RAT SUBMAXILLARY-GLAND SERINE PROTEASE, TONIN - STRUCTURE SOLUTION AND REFINEMENT AT 1.8 A RESOLUTION

Tonin is a mammalian serine protease that is capable of generating the vasoconstrictive agent, angiotensin II, directly from its precursor protein, angiotensinogen, a process that normally requires two enzymes, renin and angiotensin-converting enzyme. The X-ray crystallographic structure determination and refinement of tonin at 1.8 Å resolution and the analysis of the resulting model are reported. The initial phases were obtained by the method of molecular replacement using as the search model the structure of bovine trypsin. The refined model of tonin consists of 227 amino acid residues out of the 235 in the complete molecule, 149 water molecules, and one zinc ion.

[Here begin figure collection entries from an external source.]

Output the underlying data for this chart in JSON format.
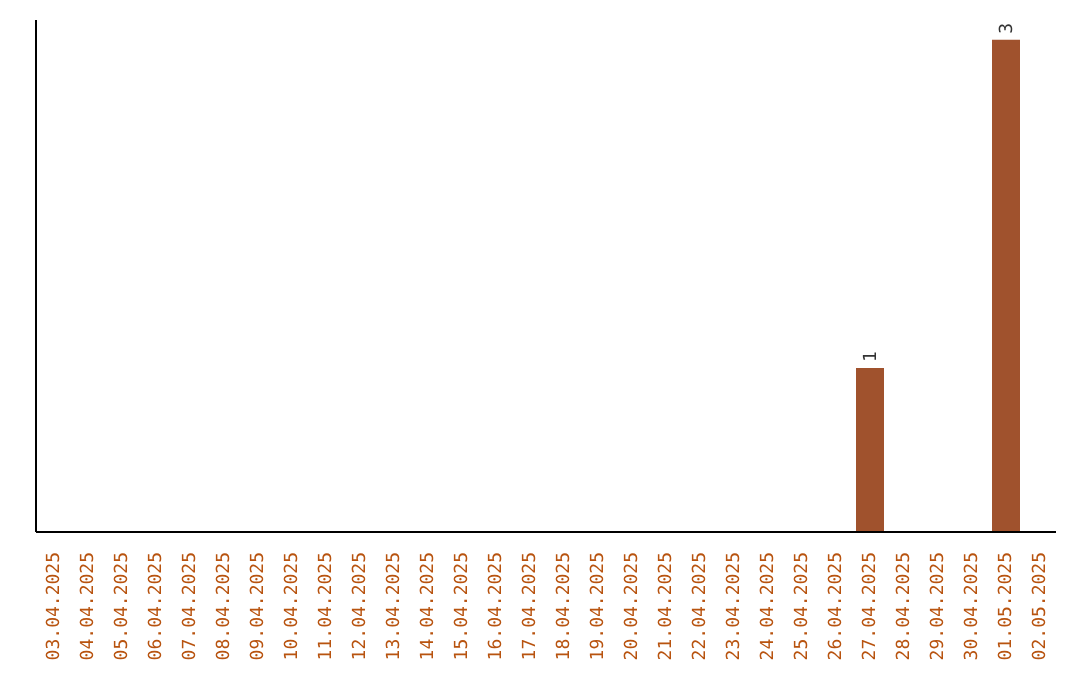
{
  "chart_data": {
    "type": "bar",
    "categories": [
      "03.04.2025",
      "04.04.2025",
      "05.04.2025",
      "06.04.2025",
      "07.04.2025",
      "08.04.2025",
      "09.04.2025",
      "10.04.2025",
      "11.04.2025",
      "12.04.2025",
      "13.04.2025",
      "14.04.2025",
      "15.04.2025",
      "16.04.2025",
      "17.04.2025",
      "18.04.2025",
      "19.04.2025",
      "20.04.2025",
      "21.04.2025",
      "22.04.2025",
      "23.04.2025",
      "24.04.2025",
      "25.04.2025",
      "26.04.2025",
      "27.04.2025",
      "28.04.2025",
      "29.04.2025",
      "30.04.2025",
      "01.05.2025",
      "02.05.2025"
    ],
    "values": [
      null,
      null,
      null,
      null,
      null,
      null,
      null,
      null,
      null,
      null,
      null,
      null,
      null,
      null,
      null,
      null,
      null,
      null,
      null,
      null,
      null,
      null,
      null,
      null,
      1,
      null,
      null,
      null,
      3,
      null
    ],
    "data_labels": true,
    "color": "#a0522d",
    "grid": false,
    "tick_labels": "x"
  }
}
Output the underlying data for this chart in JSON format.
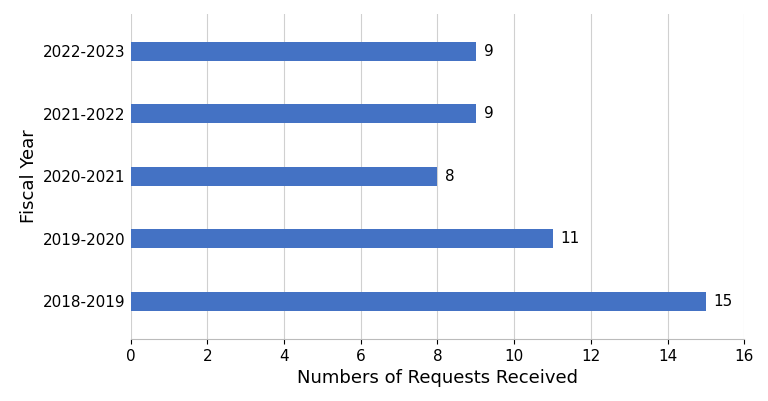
{
  "categories": [
    "2018-2019",
    "2019-2020",
    "2020-2021",
    "2021-2022",
    "2022-2023"
  ],
  "values": [
    15,
    11,
    8,
    9,
    9
  ],
  "bar_color": "#4472C4",
  "xlabel": "Numbers of Requests Received",
  "ylabel": "Fiscal Year",
  "xlim": [
    0,
    16
  ],
  "xticks": [
    0,
    2,
    4,
    6,
    8,
    10,
    12,
    14,
    16
  ],
  "bar_height": 0.3,
  "annotation_fontsize": 11,
  "label_fontsize": 13,
  "tick_fontsize": 11,
  "background_color": "#ffffff",
  "grid_color": "#d0d0d0"
}
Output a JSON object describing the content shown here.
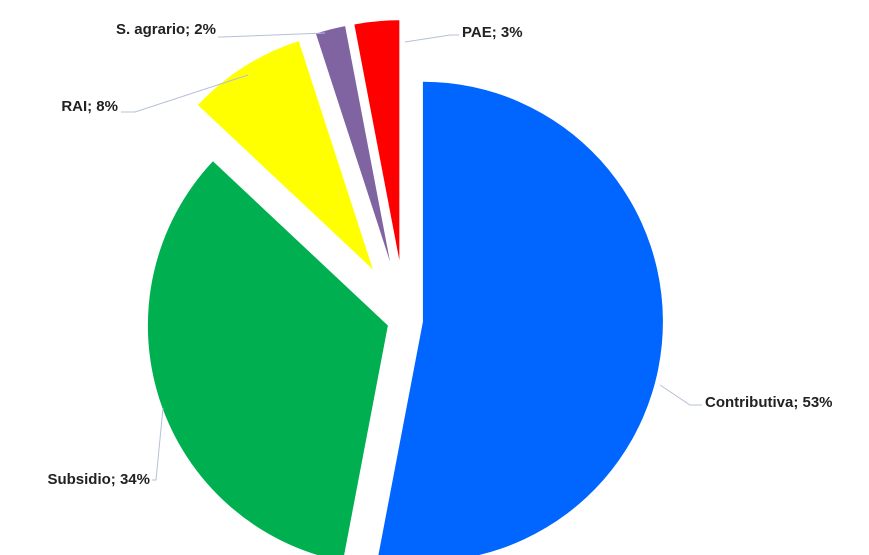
{
  "chart_data": {
    "type": "pie",
    "values": [
      53,
      34,
      8,
      2,
      3
    ],
    "value_labels": [
      "Contributiva; 53%",
      "Subsidio; 34%",
      "RAI; 8%",
      "S. agrario; 2%",
      "PAE; 3%"
    ],
    "colors": [
      "#0066ff",
      "#00b050",
      "#ffff00",
      "#8064a2",
      "#ff0000"
    ]
  }
}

The R-factor (R = ∑∥Fo|- | Fc∥ ∑|Fo|) is 0.196 for the 14,997 measured data between 8 and 1.8 Å resolution with I ≥ σ(I). It is estimated that the overall root-mean-square error in the coordinates is about 0.3 Å. The structure of tonin that has been determined is not in its active conformation, but one that has been perturbed by the binding of Zn2+ in the active site. Zn2+ was included in the buffer to aid the crystallization. Nevertheless, the structure of tonin that is described is for the most part similar to its native form as indicated by the close tertiary structural homology with kallikrein. The differences in the structures of the two enzymes are concentrated in several loop regions; these structural differences are probably responsible for the differences in their reactivities and specificities. © 1987.